LIPUTAN KHUSUS:

Nestapa Warga Sangasanga Dalam di Sekitar Tambang Batu Bara


Penulis : Raden Ariyo Wicaksono

Banjir bandang semacam ini sudah menjadi fenomena yang rutin terjadi di Sangasanga Dalam. Terutama tiap kali terjadi hujan deras.

SOROT

Jumat, 24 Februari 2023

Editor : Sandy Indra Pratama

BETAHITA.ID - Hari sudah gelap namun sejumlah warga masih sibuk mengeringkan lantai dan membersihkan lumpur yang dibawa banjir bandang masuk ke dalam rumahnya tanpa permisi. Di pekarangan, berbagai tanaman, termasuk sayuran, terendam lumpur.

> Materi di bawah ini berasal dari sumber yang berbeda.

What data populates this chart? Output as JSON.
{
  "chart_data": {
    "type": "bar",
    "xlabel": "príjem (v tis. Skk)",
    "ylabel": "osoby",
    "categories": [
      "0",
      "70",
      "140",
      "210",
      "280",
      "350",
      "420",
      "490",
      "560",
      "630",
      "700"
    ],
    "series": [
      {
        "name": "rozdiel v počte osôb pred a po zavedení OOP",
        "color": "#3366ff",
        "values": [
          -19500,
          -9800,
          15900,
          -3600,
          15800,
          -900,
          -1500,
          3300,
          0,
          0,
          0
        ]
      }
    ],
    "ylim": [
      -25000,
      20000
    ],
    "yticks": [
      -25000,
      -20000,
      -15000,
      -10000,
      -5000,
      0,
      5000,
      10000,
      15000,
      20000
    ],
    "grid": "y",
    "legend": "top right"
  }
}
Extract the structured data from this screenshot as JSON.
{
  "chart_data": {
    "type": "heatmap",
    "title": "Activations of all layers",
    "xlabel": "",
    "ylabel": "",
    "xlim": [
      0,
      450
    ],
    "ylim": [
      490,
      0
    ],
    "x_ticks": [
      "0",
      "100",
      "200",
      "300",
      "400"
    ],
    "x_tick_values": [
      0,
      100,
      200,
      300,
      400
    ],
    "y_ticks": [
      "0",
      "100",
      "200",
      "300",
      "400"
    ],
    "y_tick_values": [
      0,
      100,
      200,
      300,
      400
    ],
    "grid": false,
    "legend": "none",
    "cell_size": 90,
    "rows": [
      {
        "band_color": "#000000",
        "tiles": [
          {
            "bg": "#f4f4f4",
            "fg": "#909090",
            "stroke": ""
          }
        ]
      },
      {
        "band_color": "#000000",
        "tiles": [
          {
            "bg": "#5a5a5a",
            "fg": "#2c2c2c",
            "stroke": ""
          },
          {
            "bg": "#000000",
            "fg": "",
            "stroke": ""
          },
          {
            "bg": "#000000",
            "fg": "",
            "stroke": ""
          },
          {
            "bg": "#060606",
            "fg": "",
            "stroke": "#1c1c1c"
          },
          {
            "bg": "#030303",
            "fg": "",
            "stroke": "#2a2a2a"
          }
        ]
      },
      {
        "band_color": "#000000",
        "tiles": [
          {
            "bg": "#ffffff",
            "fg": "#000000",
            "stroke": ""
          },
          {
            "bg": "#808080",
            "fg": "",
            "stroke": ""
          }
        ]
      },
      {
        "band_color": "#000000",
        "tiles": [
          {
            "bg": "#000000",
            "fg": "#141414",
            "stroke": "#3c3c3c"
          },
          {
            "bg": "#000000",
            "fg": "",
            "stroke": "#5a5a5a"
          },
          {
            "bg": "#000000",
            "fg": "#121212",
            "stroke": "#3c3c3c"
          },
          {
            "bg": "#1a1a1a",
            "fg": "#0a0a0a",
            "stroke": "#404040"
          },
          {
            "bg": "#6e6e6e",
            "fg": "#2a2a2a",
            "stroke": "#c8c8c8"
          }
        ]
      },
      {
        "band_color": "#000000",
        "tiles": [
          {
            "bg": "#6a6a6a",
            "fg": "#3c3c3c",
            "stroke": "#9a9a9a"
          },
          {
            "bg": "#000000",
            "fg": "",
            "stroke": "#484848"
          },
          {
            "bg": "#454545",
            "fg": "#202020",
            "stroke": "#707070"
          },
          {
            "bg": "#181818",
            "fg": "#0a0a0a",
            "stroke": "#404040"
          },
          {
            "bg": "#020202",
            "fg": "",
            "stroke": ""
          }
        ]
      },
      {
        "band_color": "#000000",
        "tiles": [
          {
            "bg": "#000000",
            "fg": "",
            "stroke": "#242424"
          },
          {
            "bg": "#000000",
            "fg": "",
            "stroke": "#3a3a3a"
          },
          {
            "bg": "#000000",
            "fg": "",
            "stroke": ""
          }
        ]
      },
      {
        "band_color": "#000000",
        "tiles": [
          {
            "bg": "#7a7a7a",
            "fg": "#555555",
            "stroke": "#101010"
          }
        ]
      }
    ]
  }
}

Ya, Sabtu, 18 Februari 2023, pekan lalu puluhan rumah di RT 24 Kelurahan Sangasanga Dalam, Kecamatan Sangasanga, Kabupaten Kutai Kartanegara (Kukar), Kalimantan Timur (Kaltim), kembali diterjang banjir bandang dan nyaris melumpuhkan aktivitas ekonomi warga. Selain RT 24, banjir serupa juga terjadi di RT 1 dan RT 2 kelurahan itu.

Sabtu sore itu, sekitar pukul 16.00 WITA, hujan turun begitu derasnya, dan ada rasa was-was yang muncul dalam benak Zainuri, Ketua RT 24. Karena di kampungnya, hujan deras bukanlah pertanda baik. Benar saja, sekitar setengah jam kemudian, banjir bandang berlumpur segera datang, lalu menggenangi puluhan rumah di RT 24, termasuk rumahnya.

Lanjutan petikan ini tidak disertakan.